Friday, November 23, 2018

What makes a good IPv6 implementation?

Bad IPv6 support costs Money

I have been working with Docker lately, and as cool as the container technology is, it was originally built without consideration for IPv6, and then IPv6 was bolted on later. Making supporting IPv6 full of expensive work-a-rounds.
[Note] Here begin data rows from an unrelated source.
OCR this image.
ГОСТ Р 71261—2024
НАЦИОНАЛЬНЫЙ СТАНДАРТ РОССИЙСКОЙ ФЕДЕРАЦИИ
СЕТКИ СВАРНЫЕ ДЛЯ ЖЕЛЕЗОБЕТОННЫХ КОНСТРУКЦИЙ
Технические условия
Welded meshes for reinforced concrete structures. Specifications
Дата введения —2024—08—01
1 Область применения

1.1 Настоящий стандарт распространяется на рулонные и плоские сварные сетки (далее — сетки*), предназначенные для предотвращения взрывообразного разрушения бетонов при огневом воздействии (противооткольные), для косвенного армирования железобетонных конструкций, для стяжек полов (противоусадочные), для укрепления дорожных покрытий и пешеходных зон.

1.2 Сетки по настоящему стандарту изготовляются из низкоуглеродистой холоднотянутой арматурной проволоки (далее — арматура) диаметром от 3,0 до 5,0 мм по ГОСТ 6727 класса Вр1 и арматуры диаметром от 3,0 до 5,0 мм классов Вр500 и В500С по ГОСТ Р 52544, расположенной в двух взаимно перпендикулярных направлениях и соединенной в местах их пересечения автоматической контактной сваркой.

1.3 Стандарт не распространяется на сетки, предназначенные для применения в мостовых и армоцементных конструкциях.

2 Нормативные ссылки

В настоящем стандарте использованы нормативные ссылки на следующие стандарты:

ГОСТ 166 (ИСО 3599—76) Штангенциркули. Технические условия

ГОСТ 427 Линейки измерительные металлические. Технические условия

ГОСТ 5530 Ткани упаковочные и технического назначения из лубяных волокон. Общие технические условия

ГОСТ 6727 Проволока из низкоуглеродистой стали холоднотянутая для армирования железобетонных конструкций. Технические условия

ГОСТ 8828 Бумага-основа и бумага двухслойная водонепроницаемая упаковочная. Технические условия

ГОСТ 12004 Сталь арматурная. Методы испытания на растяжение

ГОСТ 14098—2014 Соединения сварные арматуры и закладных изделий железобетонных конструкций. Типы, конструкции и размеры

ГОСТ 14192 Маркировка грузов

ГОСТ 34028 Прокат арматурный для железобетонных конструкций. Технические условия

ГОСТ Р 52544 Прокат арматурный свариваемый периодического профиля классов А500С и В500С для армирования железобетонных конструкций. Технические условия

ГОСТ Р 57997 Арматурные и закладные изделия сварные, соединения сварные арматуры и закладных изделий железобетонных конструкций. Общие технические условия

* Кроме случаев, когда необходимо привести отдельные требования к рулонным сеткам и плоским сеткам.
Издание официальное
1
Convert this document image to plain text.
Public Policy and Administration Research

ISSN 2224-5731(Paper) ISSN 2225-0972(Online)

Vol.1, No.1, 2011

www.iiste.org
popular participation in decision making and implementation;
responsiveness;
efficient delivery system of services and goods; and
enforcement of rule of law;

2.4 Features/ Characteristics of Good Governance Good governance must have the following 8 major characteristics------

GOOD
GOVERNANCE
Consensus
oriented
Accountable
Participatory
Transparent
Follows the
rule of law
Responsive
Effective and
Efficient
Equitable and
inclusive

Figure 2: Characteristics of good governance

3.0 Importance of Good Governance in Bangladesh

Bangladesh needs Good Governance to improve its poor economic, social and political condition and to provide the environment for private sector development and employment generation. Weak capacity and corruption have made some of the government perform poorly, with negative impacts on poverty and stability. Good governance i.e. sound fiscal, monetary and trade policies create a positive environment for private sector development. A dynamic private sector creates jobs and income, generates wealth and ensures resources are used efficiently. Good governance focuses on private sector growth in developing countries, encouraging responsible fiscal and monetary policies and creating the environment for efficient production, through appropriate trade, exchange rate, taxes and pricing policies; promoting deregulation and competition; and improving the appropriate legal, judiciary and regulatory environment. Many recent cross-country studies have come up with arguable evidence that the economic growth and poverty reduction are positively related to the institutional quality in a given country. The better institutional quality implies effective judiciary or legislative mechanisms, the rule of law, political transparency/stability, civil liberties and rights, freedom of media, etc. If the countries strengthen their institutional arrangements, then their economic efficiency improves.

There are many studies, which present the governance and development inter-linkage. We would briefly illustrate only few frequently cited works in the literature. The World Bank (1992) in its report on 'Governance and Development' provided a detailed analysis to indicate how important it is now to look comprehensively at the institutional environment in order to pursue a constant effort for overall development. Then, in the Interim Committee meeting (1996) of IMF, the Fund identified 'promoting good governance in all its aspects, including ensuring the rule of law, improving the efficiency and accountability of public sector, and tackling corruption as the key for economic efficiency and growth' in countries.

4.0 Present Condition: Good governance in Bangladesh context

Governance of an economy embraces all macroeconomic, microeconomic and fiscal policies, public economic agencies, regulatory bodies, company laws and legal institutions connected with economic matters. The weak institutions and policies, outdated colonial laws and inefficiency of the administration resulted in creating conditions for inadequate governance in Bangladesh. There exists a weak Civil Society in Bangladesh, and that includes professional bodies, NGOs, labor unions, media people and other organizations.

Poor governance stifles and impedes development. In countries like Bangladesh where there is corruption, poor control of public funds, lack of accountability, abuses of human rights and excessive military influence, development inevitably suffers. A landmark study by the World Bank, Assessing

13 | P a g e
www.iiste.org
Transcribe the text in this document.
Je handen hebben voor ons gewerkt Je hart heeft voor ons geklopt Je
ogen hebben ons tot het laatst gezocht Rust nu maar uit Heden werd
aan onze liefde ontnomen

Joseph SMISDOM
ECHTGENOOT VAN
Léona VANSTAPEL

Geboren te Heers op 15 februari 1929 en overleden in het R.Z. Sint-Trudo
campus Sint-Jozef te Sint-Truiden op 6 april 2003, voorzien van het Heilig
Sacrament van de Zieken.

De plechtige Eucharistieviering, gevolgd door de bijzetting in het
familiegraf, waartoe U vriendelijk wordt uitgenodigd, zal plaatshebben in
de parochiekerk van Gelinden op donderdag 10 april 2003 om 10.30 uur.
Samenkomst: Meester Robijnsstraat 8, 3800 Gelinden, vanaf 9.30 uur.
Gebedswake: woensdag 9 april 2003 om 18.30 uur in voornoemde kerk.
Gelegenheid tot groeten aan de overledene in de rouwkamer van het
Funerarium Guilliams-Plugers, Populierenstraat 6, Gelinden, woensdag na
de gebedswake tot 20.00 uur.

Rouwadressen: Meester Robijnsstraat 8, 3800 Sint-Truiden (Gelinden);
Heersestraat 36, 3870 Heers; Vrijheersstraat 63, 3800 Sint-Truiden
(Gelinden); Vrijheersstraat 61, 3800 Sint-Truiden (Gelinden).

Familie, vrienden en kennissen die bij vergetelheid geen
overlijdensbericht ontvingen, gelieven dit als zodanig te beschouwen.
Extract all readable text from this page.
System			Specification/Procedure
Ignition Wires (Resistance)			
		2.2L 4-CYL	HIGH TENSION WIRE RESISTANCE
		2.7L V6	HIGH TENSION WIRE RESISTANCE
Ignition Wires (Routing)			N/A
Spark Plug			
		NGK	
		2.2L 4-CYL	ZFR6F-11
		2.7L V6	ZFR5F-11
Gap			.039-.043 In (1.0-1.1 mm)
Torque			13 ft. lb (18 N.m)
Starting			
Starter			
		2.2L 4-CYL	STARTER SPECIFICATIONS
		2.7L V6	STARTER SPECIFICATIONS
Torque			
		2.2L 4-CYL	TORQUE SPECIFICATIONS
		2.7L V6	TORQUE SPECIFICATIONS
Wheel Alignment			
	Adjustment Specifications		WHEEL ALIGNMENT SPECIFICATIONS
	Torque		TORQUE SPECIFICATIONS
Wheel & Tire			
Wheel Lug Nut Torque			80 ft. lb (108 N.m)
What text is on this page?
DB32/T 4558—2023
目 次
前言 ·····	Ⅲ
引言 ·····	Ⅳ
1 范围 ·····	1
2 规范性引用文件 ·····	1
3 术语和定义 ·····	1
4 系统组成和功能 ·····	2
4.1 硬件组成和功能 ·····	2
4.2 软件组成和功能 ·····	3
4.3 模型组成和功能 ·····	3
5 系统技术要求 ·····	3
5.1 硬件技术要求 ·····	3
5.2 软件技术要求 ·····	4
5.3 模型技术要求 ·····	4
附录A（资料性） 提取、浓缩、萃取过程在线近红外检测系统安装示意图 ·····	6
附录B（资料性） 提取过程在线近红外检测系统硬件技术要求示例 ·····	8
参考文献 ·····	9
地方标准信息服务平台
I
But that got me thinking what makes a good IPv6 implementation? Of course this is my opinion, and you are free to toss in other criteria, so think of this as a thought starter.

Why is this important?


With 25% of the internet carried over IPv6 as of this writing, if you are developing a product which has a lifetime of 5 to 10 years, and you aren't giving thought as to how you will support IPv6, then your product will:
  • A) fail, or
  • B) you will try to bolt on IPv6 on the side, or
  • C) have to be completely rewritten.
All of that costs money.

A good IPv6 device implementation


There are broad areas where IPv6 should work well.

Addressing


As much as I like the simplicity of SLAAC (Stateless Address Auto Config), there are certainly use cases where DHCPv6 is a better choice. A good implementation should:
  • Support both addressing methods, SLAAC, and DHCPv6
  • Be able to reestablish IPv6 GUA (Global Unique Address) once the device comes out of sleep/suspend or link down/up (systemd suffers this problem)
  • Play well with DNS. Very few of us enjoy typing IPv6 addresses, the implementation should have a stable IPv6 address which can be entered into DNS without requiring a lot of DNS churn.

Routing


IPv6 is not IPv4 with colons. There are somethings which are different for good reason.
  • Default routes are link-local addresses (Docker fails on this one big time). GUAs may change, link-locals shouldn't.
  • Supports RA (Router Advertisement) fields, RDNSS (DNS server), and DNSSL (DNS domain search list). Not much use having an address if the host can't resolve names
  • If the device is routing (such as Docker) then support DHCPv6-PD, and provide the option of prefix delegation into the container/downstream network.

Resiliency


Basic protection from network misconfiguration, or out right attacks makes the IPv6 device better prepared for production use.
  • Rational limit on the number of IPv6 addresses an interface may have. Before systemd, the Linux kernel defaulted to 16. This seemed like a good compromise. Back in systemd v232, it was possible to exhaust memory on an IPv6 host by feeding it Random RA addresses, creating a denial of service. FreeBSD v11.5 has a similar problem, where the system will add over 3000 IPv6 addresses, and the system will slow to a crawl.
  • Rational limit on the number of neighbours. IPv6 /64 networks are sparsely populated and therefore one shouldn't have to expect to support all 16 Quintilian (2^64) neighbours. Something like 1000, or even 256 should be enough.
  • Don't assume that the Linux Stack has your back. Since systemd has become widespread, there are many IPv6 systemd bugs, which weren't there in the pre-systemd kernel days. IPv6 is a different stack, be sure to test it.

Summary


I am sure I missing a few, but this is a start. When developing a product, the business case for supporting IPv6 well, is that it will save you money in the long run, by not having to go back and try to bolt IPv6 on, or rewrite your network stack later.


P.S I wouldn't recommend putting Docker into production because of the severe IPv6 limitations.